Prime Minister Benjamin Netanyahu and Moshe Kahlon, who was the finance minister until this week, promised to set up a separate fund for high-risk business borrowers with government guarantees of up to 50% of the loan. But the fund still hasn’t been set up.

The terms for grant applications to a 6 billion shekel ($1.7 billion) fund for businesses that take back employees who had been on furlough have yet to be announced. Other grants to businesses that were awarded in March and April haven’t been paid out, and forms for grants due to be paid this month haven’t been sent out.

Many restaurateurs say that they need to get a loan before they can reopen for business and cover their starting-up costs.

“The grants for returning staff on unpaid leave is conditioned on our bringing back at least 75% of workers, but the restaurant industry isn’t expected to bring back more than 70% of its old payroll, so the grant isn’t relevant to us,” said Shai Berman, CEO of the Israeli Restaurants and Bars Association.

“We’re entering on a hard, new reality. It’s not going to be a reality of strong business. It’s hard to predict what will be in the coming days, but by the end of the year more than 4,500 businesses will have closed. Without aid, they have no chance of surviving,” Berman warned.

He predicted that more expensive restaurants and cafes would have a harder time in the near term. “It will be difficult for them to remain profitable and they’ll need to find a new direction,” he said.

Shachar Segel, a partner of the restaurant chain of celebrity chef Eyal Shani, said the business would have to shrink.

All of the restaurants are reopening, but only about 60% of the staff is being brought back.

“It will grow as the situation demands. We’re now facing a dangerous and problematic period. We’re entering terra incognita … . We don’t know what the government’s involvement in the industry will be. We’re in a situation mainly of uncertainty,” he said.

Segel said the chain was making some structural changes, meaning downsizing. He assumes that turnover will reach only 60% of its level in ordinary times and the business has to adjust. “Without a doubt this is the most complicated managerial task I’ve ever experienced,” he said.

Restaurateurs face added pressure from suppliers, many of whom have cut down on the credit they offer customers. This is critical because in lieu of bank loans, restaurants’ ability to put off payment on supplies for 30 or even 60 days is often a critical source of working capital for them.
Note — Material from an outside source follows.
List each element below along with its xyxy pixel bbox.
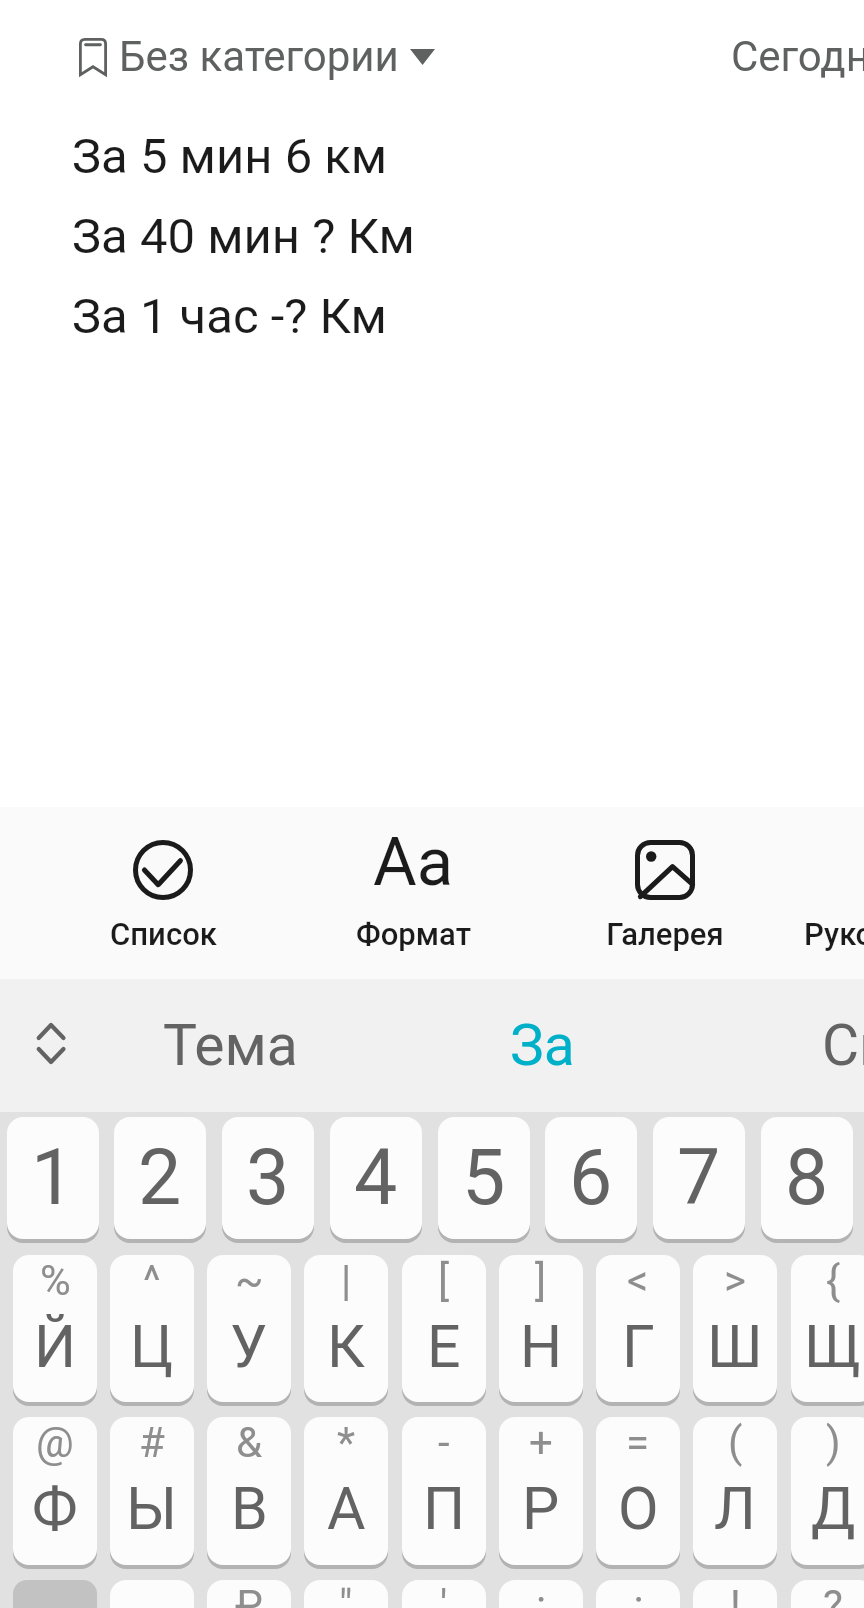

Dorian Copitt, CEO of a group that comprises Bayern Market and other restaurants, said many suppliers were now demanding cash, or at most, credit of 10 days. “Suppliers were also badly hurt because so many restaurants didn’t pay them. Now they’re being asked to send supplies to those very same restaurants,” he said.

Not everyone believes the situation is so bleak. The celebrity chef Haim Cohen, for one, said he was planing a festive reopening for May 27. “If I had reopened two weeks ago, people wouldn’t have come. It made sense to reopen the restaurants relatively late. The rules, all told, seem reasonable,” he said.